Poi ci sono i tarantini Furnari e Labriola che rivendicano l’addio al M5s per le questioni legate all’Ilva.
Non potendo dire che non condividono le idee del Movimento nè la questione economica, l’hanno buttata in politica per giustificare il passaggio al gruppo misto. Ma da tarantini cos’hanno fatto per l’Ilva? Magari un banchetto per parlare con i cittadini? Prima delle elezioni in Puglia nessuno conosceva Vincenza, non c’era neanche una sua foto su internet.

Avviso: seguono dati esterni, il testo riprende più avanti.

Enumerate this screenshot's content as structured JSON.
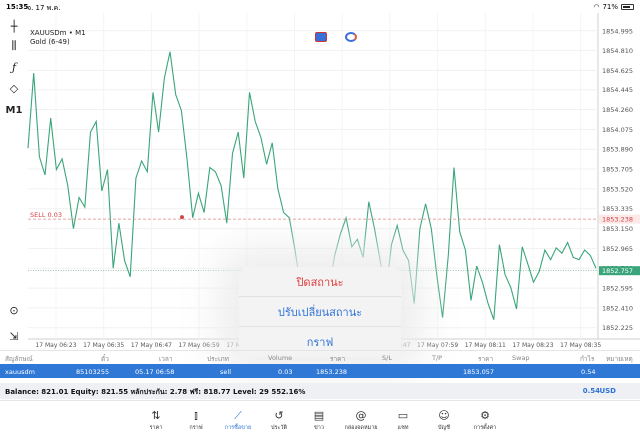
{
  "status_bar": {
    "time": "15:35",
    "date": " จ. 17 พ.ค.",
    "battery": "71%",
    "battery_level": 0.71
  },
  "symbol": {
    "name": "XAUUSDm • M1",
    "sub": "Gold (6-49)"
  },
  "toolbar": {
    "timeframe": "M1",
    "icons": [
      "crosshair-icon",
      "candles-icon",
      "function-icon",
      "shapes-icon",
      "timeframe-icon",
      "zoom-icon",
      "exit-icon"
    ]
  },
  "chart_data": {
    "type": "line",
    "color": "#3aa57a",
    "ylim": [
      1852.08,
      1854.95
    ],
    "y_ticks": [
      "1854.995",
      "1854.810",
      "1854.625",
      "1854.445",
      "1854.260",
      "1854.075",
      "1853.890",
      "1853.705",
      "1853.520",
      "1853.335",
      "1853.150",
      "1852.965",
      "1852.780",
      "1852.595",
      "1852.410",
      "1852.225"
    ],
    "x_ticks": [
      "17 May 06:23",
      "17 May 06:35",
      "17 May 06:47",
      "17 May 06:59",
      "17 May 07:11",
      "17 May 07:23",
      "17 May 07:35",
      "17 May 07:47",
      "17 May 07:59",
      "17 May 08:11",
      "17 May 08:23",
      "17 May 08:35"
    ],
    "values": [
      1853.9,
      1854.6,
      1853.82,
      1853.65,
      1854.18,
      1853.7,
      1853.8,
      1853.55,
      1853.15,
      1853.44,
      1853.35,
      1854.05,
      1854.15,
      1853.5,
      1853.7,
      1852.78,
      1853.2,
      1852.85,
      1852.7,
      1853.62,
      1853.78,
      1853.68,
      1854.42,
      1854.05,
      1854.55,
      1854.8,
      1854.4,
      1854.25,
      1853.8,
      1853.25,
      1853.48,
      1853.3,
      1853.72,
      1853.68,
      1853.55,
      1853.2,
      1853.85,
      1854.05,
      1853.62,
      1854.42,
      1854.15,
      1854.0,
      1853.75,
      1853.95,
      1853.52,
      1853.3,
      1853.25,
      1852.95,
      1852.6,
      1852.7,
      1852.63,
      1852.58,
      1852.15,
      1852.6,
      1852.9,
      1853.1,
      1853.25,
      1852.98,
      1853.05,
      1852.88,
      1853.4,
      1853.15,
      1852.85,
      1852.55,
      1853.0,
      1853.18,
      1852.95,
      1852.85,
      1852.45,
      1853.15,
      1853.38,
      1853.15,
      1852.7,
      1852.32,
      1852.9,
      1853.72,
      1853.12,
      1852.95,
      1852.48,
      1852.8,
      1852.65,
      1852.45,
      1852.3,
      1853.0,
      1852.72,
      1852.6,
      1852.4,
      1852.98,
      1852.82,
      1852.65,
      1852.75,
      1852.95,
      1852.86,
      1852.97,
      1852.92,
      1853.02,
      1852.88,
      1852.86,
      1852.95,
      1852.9,
      1852.78
    ],
    "sell_level": 1853.238,
    "sell_label": "SELL 0.03",
    "sell_tag": "1853.238",
    "bid_level": 1852.757,
    "bid_tag": "1852.757",
    "grid": true
  },
  "popup": {
    "options": [
      "ปิดสถานะ",
      "ปรับเปลี่ยนสถานะ",
      "กราฟ"
    ]
  },
  "table": {
    "headers": [
      "สัญลักษณ์",
      "ตั๋ว",
      "เวลา",
      "ประเภท",
      "Volume",
      "ราคา",
      "S/L",
      "T/P",
      "ราคา",
      "Swap",
      "กำไร",
      "หมายเหตุ"
    ],
    "row": [
      "xauusdm",
      "85103255",
      "05.17 06:58",
      "sell",
      "0.03",
      "1853.238",
      "1853.057",
      "0.54"
    ]
  },
  "balance": {
    "text": "Balance: 821.01 Equity: 821.55 หลักประกัน: 2.78 ฟรี: 818.77 Level: 29 552.16%",
    "value": "0.54",
    "currency": "USD"
  },
  "nav": [
    {
      "label": "ราคา",
      "icon": "quotes-icon"
    },
    {
      "label": "กราฟ",
      "icon": "chart-icon"
    },
    {
      "label": "การซื้อขาย",
      "icon": "trade-icon"
    },
    {
      "label": "ประวัติ",
      "icon": "history-icon"
    },
    {
      "label": "ข่าว",
      "icon": "news-icon"
    },
    {
      "label": "กล่องจดหมาย",
      "icon": "mailbox-icon"
    },
    {
      "label": "แชท",
      "icon": "chat-icon"
    },
    {
      "label": "บัญชี",
      "icon": "account-icon"
    },
    {
      "label": "การตั้งค่า",
      "icon": "settings-icon"
    }
  ]
}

Altro che decisioni calate dall’alto, semplicemente non si sono confrontati con noi.
Che ne pensate del commissariamento imposto dal governo?
Si usa l’urgenza perché non c’è una pianificazione di ampio respiro. Nel decreto si dà luogo ad un procedimento bizzarro e contrario alla divisione dei poteri: il commissario può stilare un piano le cui indicazioni sostituiranno quelle dell’Aia. È un tentativo palese di garantire la prosecuzione dell’attività a tutti i costi, dando alla famiglia Riva il tempo di spostare i capitali all’estero in modo che poi si possa dire che non ci sono i soldi per le bonifiche e socializzare le perdite, come accaduto con Montepaschi e Alitalia. Per di più la legge 231-2012, la cosiddetta salva-Ilva, prevede un piano nazionale dell’acciaio che il governo deve stilare entro 180 giorni, quindi entro i primi di luglio: ad oggi il piano non c’è. E fino ad ora il salva-Ilva non ha portato evidenti cambiamenti: le sanzioni previste non sono state irrogate nè sono state prese in esame ipotesi di riconversioni. Questo la dice lunga sulla miopia della classe dirigente.
Quale dovrebbe essere da oggi la road map per l’Ilva?
Avviare un tavolo aperto e trasparente in cui le scelte sull’azienda non siano affidate ad un pool di presunti esperti, ma condivise con la cittadinanza. C’è una classe politica che si arrocca nel Palazzo e ci sono categorie che potrebbero dire la loro, ma non se ne tiene conto. Se nelle decisioni non c’è compartecipazione del territorio viene meno la legittimità. I problemi di Taranto devono essere risolti a Taranto, non a Bari nè a Roma.